Il Comune di Milano ha introdotto una nuova ordinanza comunale per salvaguardare la salute dei rider dal caldo intenso. La disposizione, annunciata il 7 luglio 2026, impone il blocco delle consegne nelle ore più critiche della giornata, quando le temperature raggiungono i picchi massimi. Questa iniziativa mira a prevenire i rischi per la salute derivanti dall'esposizione prolungata a condizioni climatiche estreme, un problema crescente per chi opera all'aperto durante la stagione estiva.

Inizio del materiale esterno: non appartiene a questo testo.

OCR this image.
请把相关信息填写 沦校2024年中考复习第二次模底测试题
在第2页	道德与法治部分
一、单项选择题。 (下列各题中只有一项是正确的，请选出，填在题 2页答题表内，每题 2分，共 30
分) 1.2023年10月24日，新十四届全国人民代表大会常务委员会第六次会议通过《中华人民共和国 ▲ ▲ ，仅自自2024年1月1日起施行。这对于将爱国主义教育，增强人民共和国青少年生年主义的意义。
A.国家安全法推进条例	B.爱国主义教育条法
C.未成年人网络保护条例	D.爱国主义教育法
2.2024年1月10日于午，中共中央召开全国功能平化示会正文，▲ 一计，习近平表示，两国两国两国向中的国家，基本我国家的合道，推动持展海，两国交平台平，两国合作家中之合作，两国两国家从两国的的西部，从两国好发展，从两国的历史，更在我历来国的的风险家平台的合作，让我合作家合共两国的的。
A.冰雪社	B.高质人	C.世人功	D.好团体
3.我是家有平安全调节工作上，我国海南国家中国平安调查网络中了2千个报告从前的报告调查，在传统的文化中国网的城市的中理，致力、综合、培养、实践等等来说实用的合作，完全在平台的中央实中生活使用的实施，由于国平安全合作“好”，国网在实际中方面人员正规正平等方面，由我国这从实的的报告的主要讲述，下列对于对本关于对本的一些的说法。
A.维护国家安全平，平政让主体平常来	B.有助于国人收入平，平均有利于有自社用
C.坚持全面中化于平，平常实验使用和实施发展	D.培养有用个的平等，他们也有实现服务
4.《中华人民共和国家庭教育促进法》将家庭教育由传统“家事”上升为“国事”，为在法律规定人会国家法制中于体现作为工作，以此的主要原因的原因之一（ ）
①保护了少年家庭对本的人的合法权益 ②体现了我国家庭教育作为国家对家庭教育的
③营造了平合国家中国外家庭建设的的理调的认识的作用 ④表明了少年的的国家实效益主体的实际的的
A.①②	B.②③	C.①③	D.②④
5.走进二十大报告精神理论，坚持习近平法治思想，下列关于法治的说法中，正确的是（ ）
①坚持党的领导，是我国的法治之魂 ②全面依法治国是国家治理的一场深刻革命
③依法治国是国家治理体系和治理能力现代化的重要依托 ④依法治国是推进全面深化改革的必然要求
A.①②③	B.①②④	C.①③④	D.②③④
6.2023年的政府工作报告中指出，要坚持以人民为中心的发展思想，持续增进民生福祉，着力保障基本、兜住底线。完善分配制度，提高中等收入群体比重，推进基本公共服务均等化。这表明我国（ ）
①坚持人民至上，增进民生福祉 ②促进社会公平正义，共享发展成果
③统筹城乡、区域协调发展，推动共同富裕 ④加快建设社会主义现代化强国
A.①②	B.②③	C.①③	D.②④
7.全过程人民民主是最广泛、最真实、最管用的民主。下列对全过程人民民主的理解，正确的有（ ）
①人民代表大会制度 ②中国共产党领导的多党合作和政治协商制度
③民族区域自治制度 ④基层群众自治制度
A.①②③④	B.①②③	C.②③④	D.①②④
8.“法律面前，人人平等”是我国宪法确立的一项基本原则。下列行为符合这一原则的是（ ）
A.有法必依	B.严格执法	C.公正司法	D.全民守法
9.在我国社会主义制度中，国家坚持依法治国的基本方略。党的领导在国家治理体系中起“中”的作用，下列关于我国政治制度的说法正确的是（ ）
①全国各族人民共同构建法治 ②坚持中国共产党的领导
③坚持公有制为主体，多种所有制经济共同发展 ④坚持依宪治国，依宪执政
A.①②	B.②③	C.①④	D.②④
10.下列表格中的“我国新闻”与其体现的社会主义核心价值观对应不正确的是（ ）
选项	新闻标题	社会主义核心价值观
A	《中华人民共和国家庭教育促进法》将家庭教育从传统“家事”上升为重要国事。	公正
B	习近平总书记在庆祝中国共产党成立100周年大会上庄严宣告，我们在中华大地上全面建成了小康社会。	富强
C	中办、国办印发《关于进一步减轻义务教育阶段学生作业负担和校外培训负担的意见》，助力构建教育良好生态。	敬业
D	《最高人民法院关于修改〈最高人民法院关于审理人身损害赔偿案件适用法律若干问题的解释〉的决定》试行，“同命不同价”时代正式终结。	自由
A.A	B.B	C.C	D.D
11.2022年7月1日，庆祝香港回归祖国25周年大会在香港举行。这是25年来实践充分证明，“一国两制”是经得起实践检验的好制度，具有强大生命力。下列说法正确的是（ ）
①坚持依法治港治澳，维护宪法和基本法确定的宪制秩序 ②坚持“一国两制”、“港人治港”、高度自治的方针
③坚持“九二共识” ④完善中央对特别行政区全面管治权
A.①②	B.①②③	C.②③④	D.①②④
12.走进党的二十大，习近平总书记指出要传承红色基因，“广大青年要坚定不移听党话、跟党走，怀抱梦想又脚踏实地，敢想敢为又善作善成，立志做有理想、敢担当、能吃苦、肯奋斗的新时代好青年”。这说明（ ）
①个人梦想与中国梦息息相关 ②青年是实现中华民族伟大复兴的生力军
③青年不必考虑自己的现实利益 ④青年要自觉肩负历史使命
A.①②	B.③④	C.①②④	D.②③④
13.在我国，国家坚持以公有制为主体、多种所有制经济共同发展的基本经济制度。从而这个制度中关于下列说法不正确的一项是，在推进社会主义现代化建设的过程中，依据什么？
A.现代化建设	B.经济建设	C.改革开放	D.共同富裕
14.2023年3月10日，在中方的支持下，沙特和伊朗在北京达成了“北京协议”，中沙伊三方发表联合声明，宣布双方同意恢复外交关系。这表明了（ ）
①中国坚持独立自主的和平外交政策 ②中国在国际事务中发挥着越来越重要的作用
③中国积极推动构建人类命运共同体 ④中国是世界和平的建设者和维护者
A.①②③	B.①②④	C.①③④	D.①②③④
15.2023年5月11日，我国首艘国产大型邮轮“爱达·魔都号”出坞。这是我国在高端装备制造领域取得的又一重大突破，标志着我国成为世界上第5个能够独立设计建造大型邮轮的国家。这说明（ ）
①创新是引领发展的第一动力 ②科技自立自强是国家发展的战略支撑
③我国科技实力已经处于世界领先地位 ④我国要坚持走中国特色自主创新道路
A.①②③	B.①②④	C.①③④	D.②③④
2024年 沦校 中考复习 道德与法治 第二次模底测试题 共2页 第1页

Le disposizioni specifiche per la tutela dei rider
L'ordinanza stabilisce la sospensione delle attività di consegna per i rider nelle fasce orarie a rischio, identificate come quelle con le temperature più elevate.
L'applicazione del provvedimento è legata ai bollettini meteorologici ufficiali, che segnalano l'attivazione di un'allerta caldo a livelli critici. L'obiettivo è prevenire patologie legate al calore, quali colpi di calore, disidratazione e spossatezza, derivanti dall'esposizione prolungata al sole e alle alte temperature. La decisione è stata influenzata dalle segnalazioni di associazioni di categoria e sindacati, che hanno richiesto interventi urgenti per la sicurezza dei lavoratori.
Un quadro di tutele crescenti e la lotta alle ondate di calore
L'iniziativa milanese si inserisce in un contesto di crescente attenzione verso le condizioni di lavoro dei rider. Negli ultimi anni, questa categoria ha visto un aumento delle tutele, a livello locale e nazionale, riconoscendo le sfide del loro impiego.
Il provvedimento è parte di azioni strategiche per mitigare gli effetti delle ondate di calore, fenomeni che rappresentano un rischio concreto per la salute pubblica, specialmente per chi lavora all'aperto. Il Comune ha richiesto alle piattaforme di consegna di aderire alle direttive dell'ordinanza, promuovendo una collaborazione per l'applicazione delle misure di sicurezza. Sono previste sanzioni per chi non rispetta il divieto di consegna nelle ore designate.
In definitiva, l'adozione di questa ordinanza segna un passo significativo nella tutela dei lavoratori più esposti agli effetti del cambiamento climatico e delle temperature estreme nei centri urbani. Milano si posiziona così all'avanguardia nell'affrontare le sfide poste dalle nuove dinamiche lavorative e ambientali.